58. Slides are removed from the oven then washed with 1X Wash Buffer for 2 MIN at RT.

59. Wash step is repeated with fresh 1X Wash Buffer on an orbital shaker for 2 MIN. 

Immunofluorescent Staining and Image Acquisition

60. Slides are incubated with 1X TBS for 5 MIN at RT.

61. Slides are blocked with 0.1% BSA and 10% donkey serum in TBS containing 0.1% Triton X-100 for 30 min. 

62. Slides are washed with blocking buffer without 0.1% Triton X-100 thrice for 5 MIN.

63. Slides are incubated with primary antibodies in TBS containing 1% BSA and 1% DMSO overnight at 4°C. 

64. Slides are washed with blocking buffer without 0.1% Triton X-100 thrice for 5 MIN. 

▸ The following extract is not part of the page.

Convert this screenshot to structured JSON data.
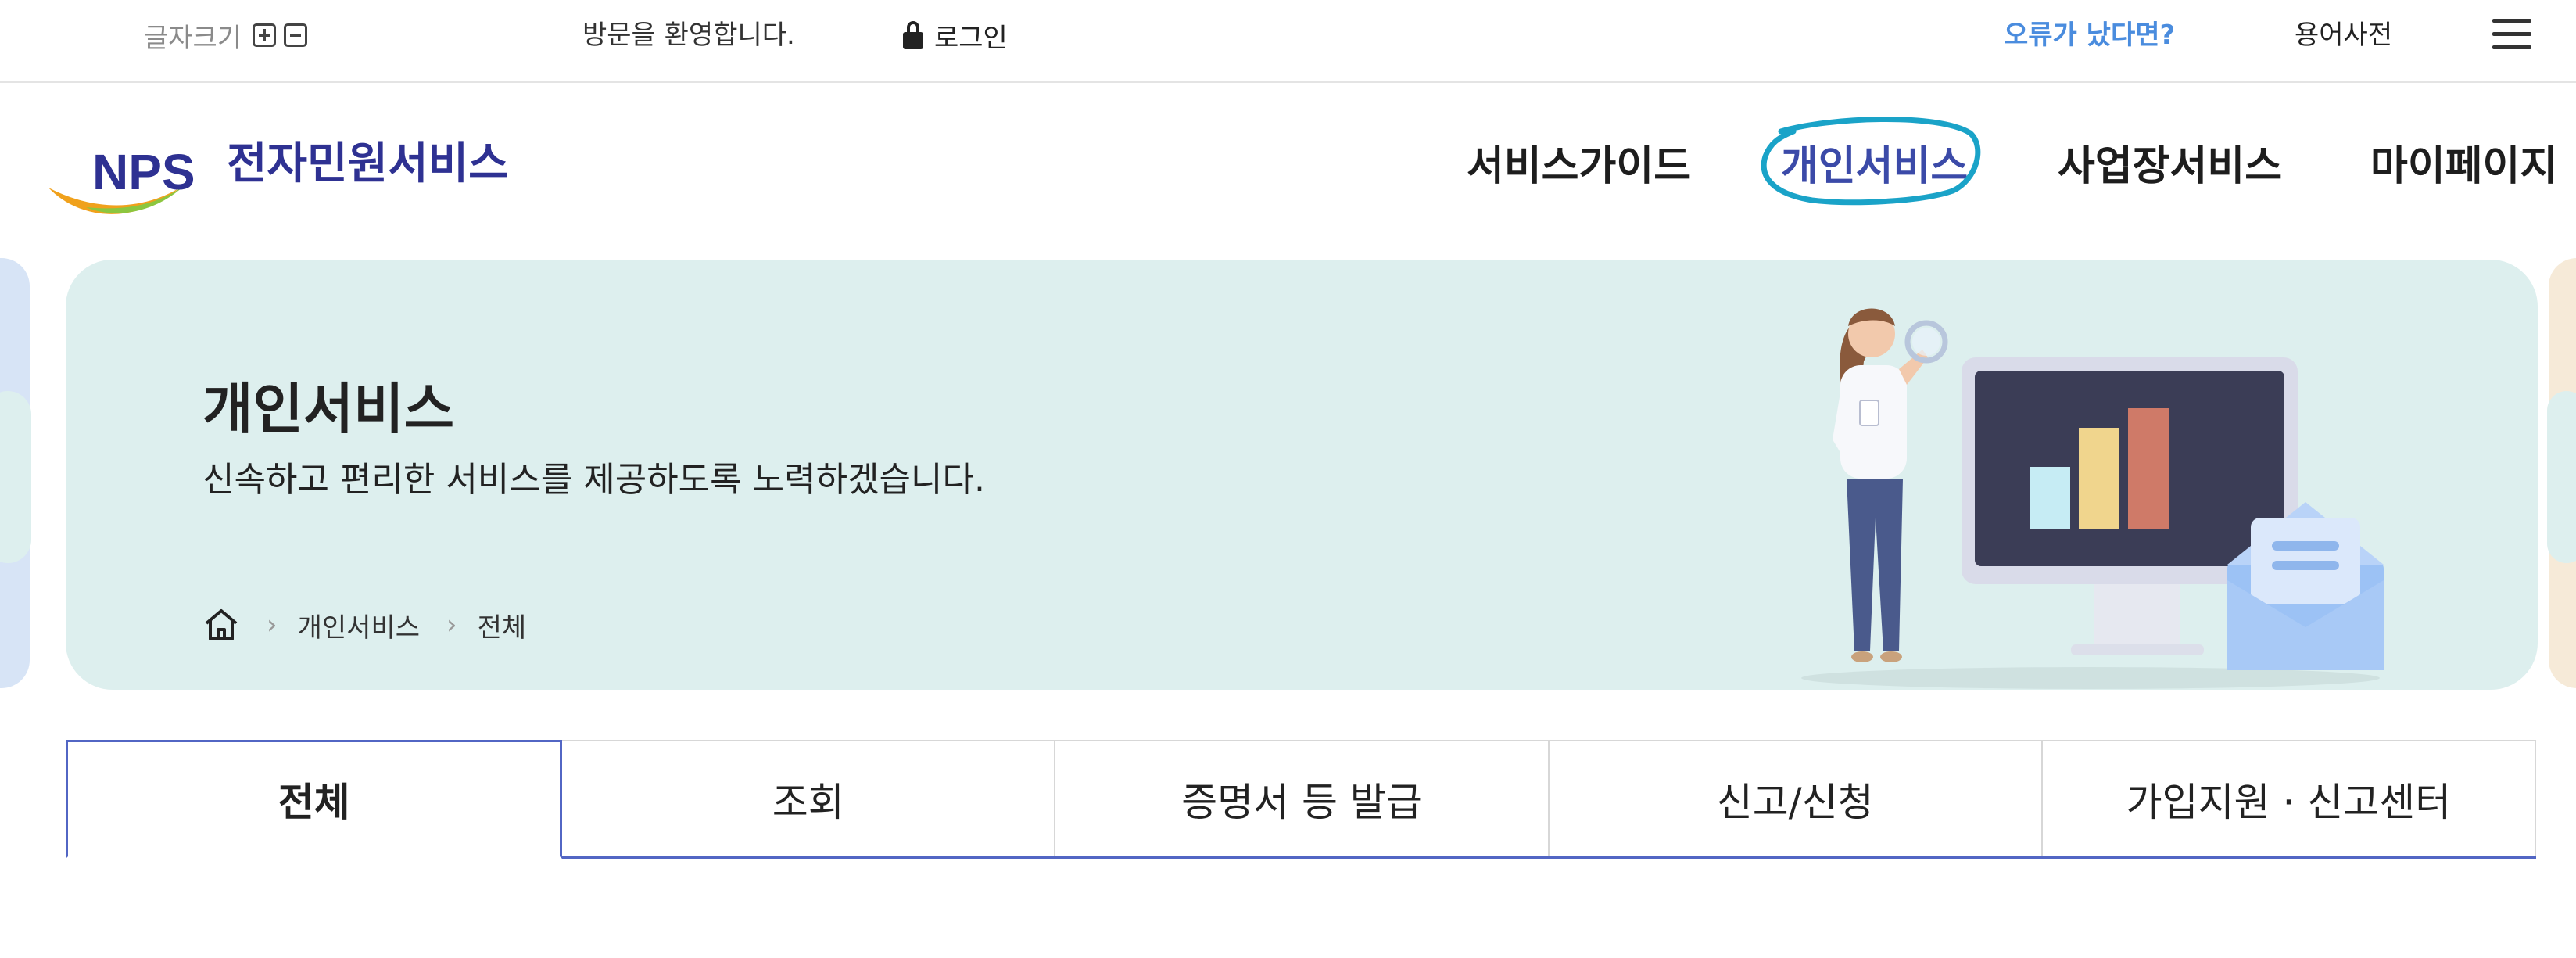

65. Slides are incubated with secondary antibodies (Donkey-anti Alexa Fluor diluted 1:2000) diluted in TBS containing 1% BSA and 1% DMSO for 2 HRS at RT.

66. Slides are washed with 1X TBS thrice for 5 MIN, then sections are mounted with ProLong Gold Antifade Mountant with DAPI and glass coverslips.

67. Images are captured using a spinning disk confocal microscope (Yokogawa) with an electron multiplying charge coupled device (EMCCD) camera (Andor, UK) and a 100 × 1.4 NA oil immersion objective.

68. ImageJ is used for maximum intensity projections and background subtraction.

69. RNA hybridization is quantified manually for Gli1 and GDNF. Differences in GDNF dots between ciliated and unciliated cells were confirmed using Cell Profiler.

*Reference: 

Khan SS, Sobu Y, Dhekne HS, Tonelli F, Berndsen K, Alessi DR, Pfeffer SR. Pathogenic LRRK2 control of primary cilia and Hedgehog signaling in neurons and astrocytes of mouse brain. Elife. 2021 Oct 18;10:e67900. doi: 10.7554/eLife.67900.